The formula explained
The angular frequency is \(\omega = 2\pi f\). The inductive reactance is \(X_L = \omega \cdot L\) and the capacitive reactance is \(X_C = 1/(\omega \cdot C)\). The net reactance is \(X = X_L - X_C\). Because the resistive and reactive parts are 90 degrees out of phase, they add as vectors:
$$|Z| = \sqrt{R^{2} + X^{2}}$$and the phase angle is \(\varphi = \operatorname{atan2}(X, R)\). At resonance \(X_L = X_C\), so \(X = 0\), \(|Z| = R\) and \(\varphi = 0\).
Worked example
With \(R = 10\,\Omega\), \(C = 500\,\mu\text{F}\), \(L = 2\,\text{mH}\) and \(f = 1\,\text{kHz}\): \(\omega = 6283.19\,\text{rad/s}\), \(X_L = 12.566\,\Omega\), \(X_C = 0.318\,\Omega\), so \(X = 12.248\,\Omega\). Then
$$|Z| = \sqrt{10^{2} + 12.248^{2}} = 15.81\,\Omega$$and \(\varphi = \operatorname{atan2}(12.248, 10) = 50.77\) degrees, meaning the current lags the voltage.
FAQ
What happens at DC (f = 0)? A capacitor blocks direct current, so \(X_C\) becomes infinite, \(|Z|\) tends to infinity and the phase tends to \(-90\) degrees.
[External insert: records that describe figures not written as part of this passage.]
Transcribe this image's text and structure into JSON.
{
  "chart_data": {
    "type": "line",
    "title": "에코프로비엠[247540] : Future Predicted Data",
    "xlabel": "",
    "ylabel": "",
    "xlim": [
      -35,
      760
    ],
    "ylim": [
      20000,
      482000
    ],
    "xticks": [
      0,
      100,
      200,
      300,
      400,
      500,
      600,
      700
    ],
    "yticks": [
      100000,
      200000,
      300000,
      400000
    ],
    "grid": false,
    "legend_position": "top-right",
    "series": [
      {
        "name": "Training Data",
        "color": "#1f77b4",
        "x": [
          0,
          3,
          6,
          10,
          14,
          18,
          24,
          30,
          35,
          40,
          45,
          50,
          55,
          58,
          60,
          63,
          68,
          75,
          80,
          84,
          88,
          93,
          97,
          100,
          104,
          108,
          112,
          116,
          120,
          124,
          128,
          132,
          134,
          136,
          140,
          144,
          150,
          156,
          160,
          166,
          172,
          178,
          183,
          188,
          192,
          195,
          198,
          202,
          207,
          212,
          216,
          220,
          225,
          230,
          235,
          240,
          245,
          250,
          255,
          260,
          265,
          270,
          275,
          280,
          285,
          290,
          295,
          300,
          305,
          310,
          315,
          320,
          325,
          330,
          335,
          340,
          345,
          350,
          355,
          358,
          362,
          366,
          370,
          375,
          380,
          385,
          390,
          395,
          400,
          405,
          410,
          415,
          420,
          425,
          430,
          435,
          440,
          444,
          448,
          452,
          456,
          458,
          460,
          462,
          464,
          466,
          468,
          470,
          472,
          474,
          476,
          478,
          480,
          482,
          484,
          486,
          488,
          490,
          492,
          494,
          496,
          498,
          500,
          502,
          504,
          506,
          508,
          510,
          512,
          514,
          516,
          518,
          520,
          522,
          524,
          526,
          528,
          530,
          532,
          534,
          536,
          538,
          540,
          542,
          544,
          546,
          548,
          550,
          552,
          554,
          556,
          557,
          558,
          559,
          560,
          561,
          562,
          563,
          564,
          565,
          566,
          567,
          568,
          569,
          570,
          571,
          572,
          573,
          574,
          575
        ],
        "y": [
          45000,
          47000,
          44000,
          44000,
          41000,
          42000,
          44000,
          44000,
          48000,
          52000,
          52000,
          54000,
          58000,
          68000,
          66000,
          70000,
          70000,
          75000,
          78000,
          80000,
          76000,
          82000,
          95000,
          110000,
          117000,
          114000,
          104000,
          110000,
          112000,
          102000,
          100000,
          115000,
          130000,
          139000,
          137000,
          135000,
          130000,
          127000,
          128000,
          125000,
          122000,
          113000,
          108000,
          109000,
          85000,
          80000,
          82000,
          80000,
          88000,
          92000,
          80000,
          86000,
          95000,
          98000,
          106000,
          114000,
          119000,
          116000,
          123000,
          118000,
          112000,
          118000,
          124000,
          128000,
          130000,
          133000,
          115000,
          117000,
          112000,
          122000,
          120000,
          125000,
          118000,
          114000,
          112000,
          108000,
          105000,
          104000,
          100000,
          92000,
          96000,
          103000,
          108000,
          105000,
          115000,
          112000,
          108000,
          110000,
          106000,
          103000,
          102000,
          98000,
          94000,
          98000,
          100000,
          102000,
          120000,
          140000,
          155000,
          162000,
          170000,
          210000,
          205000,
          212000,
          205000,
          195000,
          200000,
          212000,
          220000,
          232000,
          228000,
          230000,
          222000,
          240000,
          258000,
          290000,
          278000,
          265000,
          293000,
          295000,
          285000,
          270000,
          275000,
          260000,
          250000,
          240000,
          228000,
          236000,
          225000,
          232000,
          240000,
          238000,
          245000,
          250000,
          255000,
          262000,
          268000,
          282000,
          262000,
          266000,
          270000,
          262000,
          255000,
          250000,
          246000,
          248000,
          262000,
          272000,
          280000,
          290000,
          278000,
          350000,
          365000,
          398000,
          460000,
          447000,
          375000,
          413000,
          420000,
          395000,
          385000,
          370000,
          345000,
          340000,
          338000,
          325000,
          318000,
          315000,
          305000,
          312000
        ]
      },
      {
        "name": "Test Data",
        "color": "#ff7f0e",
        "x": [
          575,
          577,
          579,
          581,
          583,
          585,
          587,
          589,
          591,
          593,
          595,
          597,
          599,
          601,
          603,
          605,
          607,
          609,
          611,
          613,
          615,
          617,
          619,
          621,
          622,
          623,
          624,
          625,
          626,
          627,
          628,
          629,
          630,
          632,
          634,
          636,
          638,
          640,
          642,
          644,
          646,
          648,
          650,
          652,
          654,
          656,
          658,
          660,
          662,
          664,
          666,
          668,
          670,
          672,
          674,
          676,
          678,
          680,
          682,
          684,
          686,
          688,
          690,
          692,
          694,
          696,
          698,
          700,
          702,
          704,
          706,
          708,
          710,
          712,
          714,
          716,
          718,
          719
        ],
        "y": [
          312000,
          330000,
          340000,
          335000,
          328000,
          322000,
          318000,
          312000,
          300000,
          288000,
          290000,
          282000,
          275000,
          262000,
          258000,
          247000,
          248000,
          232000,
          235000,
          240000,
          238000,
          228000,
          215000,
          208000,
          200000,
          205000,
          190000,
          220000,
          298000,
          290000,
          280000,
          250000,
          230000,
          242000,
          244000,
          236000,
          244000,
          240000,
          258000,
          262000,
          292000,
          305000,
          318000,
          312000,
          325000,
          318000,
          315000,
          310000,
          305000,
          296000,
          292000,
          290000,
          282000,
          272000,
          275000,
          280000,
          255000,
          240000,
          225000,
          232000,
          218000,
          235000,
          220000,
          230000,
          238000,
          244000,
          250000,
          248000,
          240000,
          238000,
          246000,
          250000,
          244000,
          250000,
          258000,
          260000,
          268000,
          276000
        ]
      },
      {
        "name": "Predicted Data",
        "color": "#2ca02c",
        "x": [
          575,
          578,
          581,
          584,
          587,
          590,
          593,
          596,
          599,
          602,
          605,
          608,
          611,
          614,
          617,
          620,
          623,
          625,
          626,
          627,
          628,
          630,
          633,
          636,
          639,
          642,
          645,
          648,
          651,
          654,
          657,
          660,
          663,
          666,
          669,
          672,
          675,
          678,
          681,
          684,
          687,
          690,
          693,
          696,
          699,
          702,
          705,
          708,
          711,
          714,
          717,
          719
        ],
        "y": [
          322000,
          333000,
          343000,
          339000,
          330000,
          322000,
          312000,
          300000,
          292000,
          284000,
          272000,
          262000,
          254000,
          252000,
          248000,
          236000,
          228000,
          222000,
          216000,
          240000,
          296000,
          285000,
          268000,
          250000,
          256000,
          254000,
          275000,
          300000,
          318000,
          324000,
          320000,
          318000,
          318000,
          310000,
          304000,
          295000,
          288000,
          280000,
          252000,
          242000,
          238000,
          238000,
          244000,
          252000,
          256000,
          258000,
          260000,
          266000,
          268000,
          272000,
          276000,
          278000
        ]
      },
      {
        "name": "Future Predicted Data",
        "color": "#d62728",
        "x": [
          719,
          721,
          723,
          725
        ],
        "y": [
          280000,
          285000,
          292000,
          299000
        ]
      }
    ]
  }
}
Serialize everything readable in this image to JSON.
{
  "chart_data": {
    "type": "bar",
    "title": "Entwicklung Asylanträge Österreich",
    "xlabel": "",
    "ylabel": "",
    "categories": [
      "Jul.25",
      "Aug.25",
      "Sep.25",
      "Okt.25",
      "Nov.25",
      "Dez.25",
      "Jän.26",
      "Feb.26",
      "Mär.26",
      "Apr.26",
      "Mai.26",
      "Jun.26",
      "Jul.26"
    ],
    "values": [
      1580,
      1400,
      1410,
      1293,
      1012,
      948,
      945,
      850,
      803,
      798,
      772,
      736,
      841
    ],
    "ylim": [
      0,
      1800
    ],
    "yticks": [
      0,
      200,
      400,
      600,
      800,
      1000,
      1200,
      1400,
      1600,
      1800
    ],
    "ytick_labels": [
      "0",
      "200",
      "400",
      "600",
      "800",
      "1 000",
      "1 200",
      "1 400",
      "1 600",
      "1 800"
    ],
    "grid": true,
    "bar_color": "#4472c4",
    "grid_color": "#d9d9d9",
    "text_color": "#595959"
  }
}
Why three impedance rows? They are the same \(|Z|\) value shown in kilo-ohms, ohms and milli-ohms for convenience; the ohm value is the primary result.
Is the answer different for a parallel circuit? Yes. This calculator assumes a single series loop where the same current flows through R, C and L. Parallel networks use a different combining rule.